Thier’s emotional resonance is rare for the members of Amestigon. With their other, perhaps higher-profile groups like Abigor and Summoning, emphasis is put on primal rage and high fantasy of the Tolkien school, respectively. Though the sounds Thier offers are dark and forbidding in a manner that can seem cold or distant at times, the album’s real surprise is its warmth.

In spite of the grandiosity of each song and the album as a whole, the intimacy of the whole affair is its greatest strength, though perhaps its most delicate. Tired as the analogy may be, the album plays out like a roller coaster of intensity, building in strength before releasing a magnificent sigh of relief echoing out across canyons. The music is a vessel filled to the point of exuberant bursting, and every moment carries the spark of careful thought and spontaneous action.
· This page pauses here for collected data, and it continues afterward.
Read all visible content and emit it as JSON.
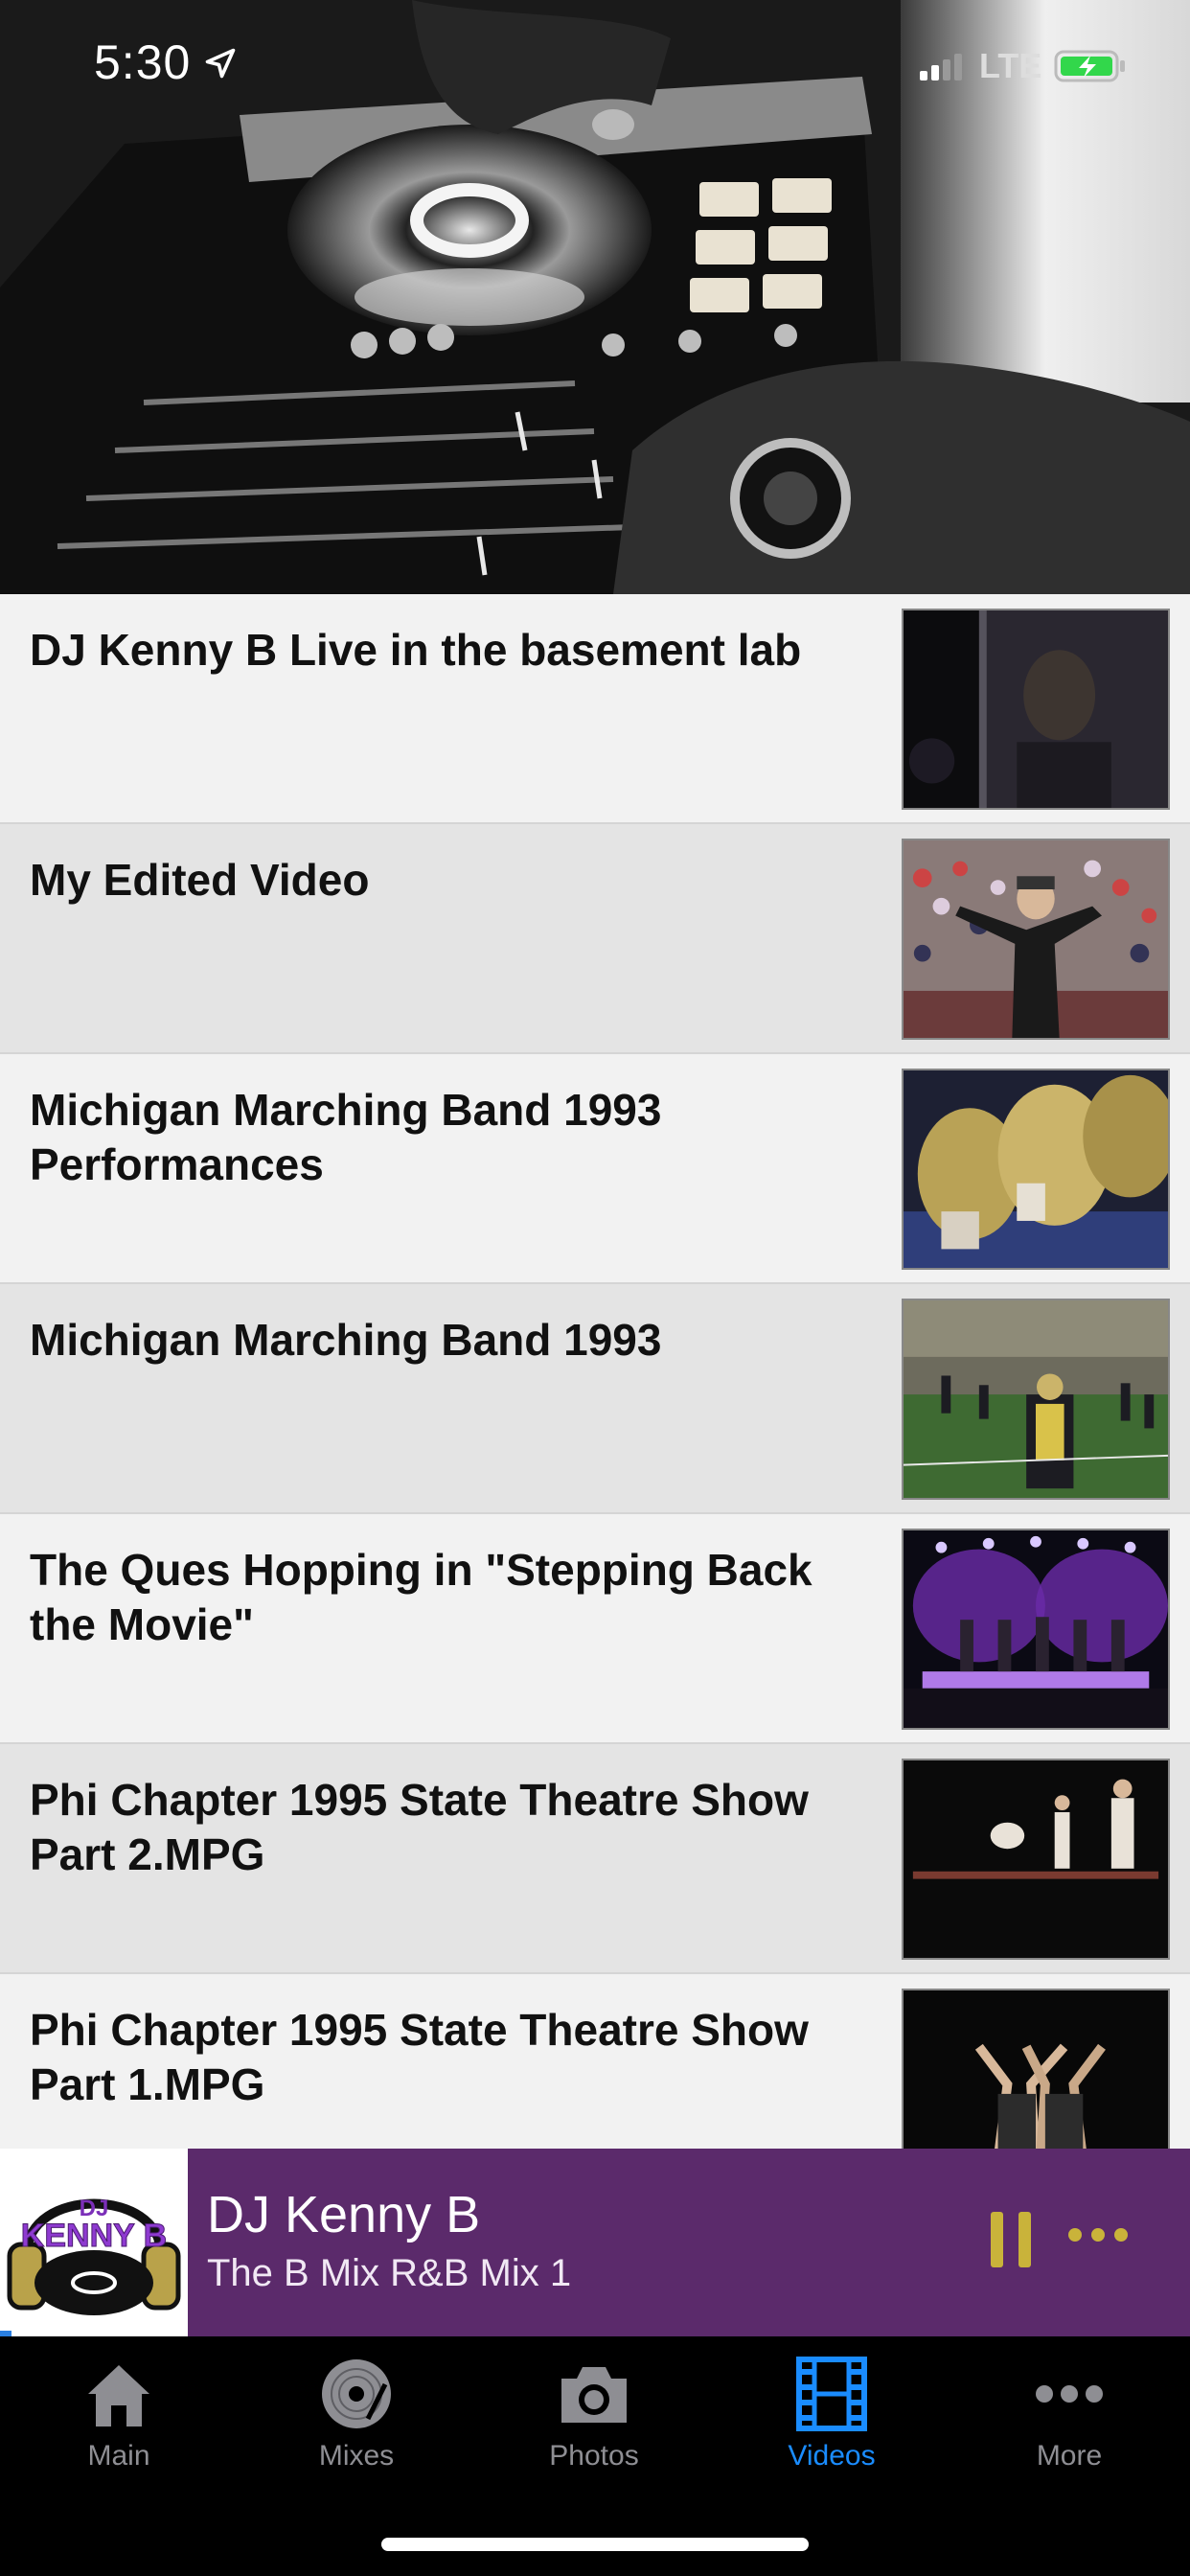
{
  "status_bar": {
    "time": "5:30",
    "network": "LTE",
    "battery_color": "#32d74b"
  },
  "hero": {
    "image": "dj-turntable-controller-photo"
  },
  "videos": [
    {
      "title": "DJ Kenny B Live in the basement lab",
      "thumb": "dark-portrait-webcam"
    },
    {
      "title": "My Edited Video",
      "thumb": "man-in-crowd-stadium"
    },
    {
      "title": "Michigan Marching Band 1993 Performances",
      "thumb": "cymbals-players"
    },
    {
      "title": "Michigan Marching Band 1993",
      "thumb": "band-on-field"
    },
    {
      "title": "The Ques Hopping in \"Stepping Back the Movie\"",
      "thumb": "purple-stage-steppers"
    },
    {
      "title": "Phi Chapter 1995 State Theatre Show Part 2.MPG",
      "thumb": "dark-stage-dancers"
    },
    {
      "title": "Phi Chapter 1995 State Theatre Show Part 1.MPG",
      "thumb": "dark-stage-arms-raised"
    }
  ],
  "player": {
    "artwork_logo": "DJ KENNY B",
    "artist": "DJ Kenny B",
    "track": "The B Mix R&B Mix 1",
    "accent_color": "#5b2a6b",
    "control_color": "#c9b33a"
  },
  "tabs": [
    {
      "label": "Main",
      "icon": "home-icon",
      "active": false
    },
    {
      "label": "Mixes",
      "icon": "vinyl-record-icon",
      "active": false
    },
    {
      "label": "Photos",
      "icon": "camera-icon",
      "active": false
    },
    {
      "label": "Videos",
      "icon": "film-strip-icon",
      "active": true
    },
    {
      "label": "More",
      "icon": "more-dots-icon",
      "active": false
    }
  ],
  "colors": {
    "active_tab": "#1a8cff",
    "inactive_tab": "#8e8e93"
  }
}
Twenty years into their career, Amestigon have released what is sure to be their defining work, a transcendent musical communion deserving of any praise it receives. Hardly a low point is to be found throughout the album, with every segment coming together into one massive piece worth so much more than any one part. Any expectations for what Amestigon would deliver or were even capable of delivering two decades after Mysterious Realms have appropriately been shattered. Thier is essential listening.

Amestigon’s Thier is out May 28th on W.T.C. Productions.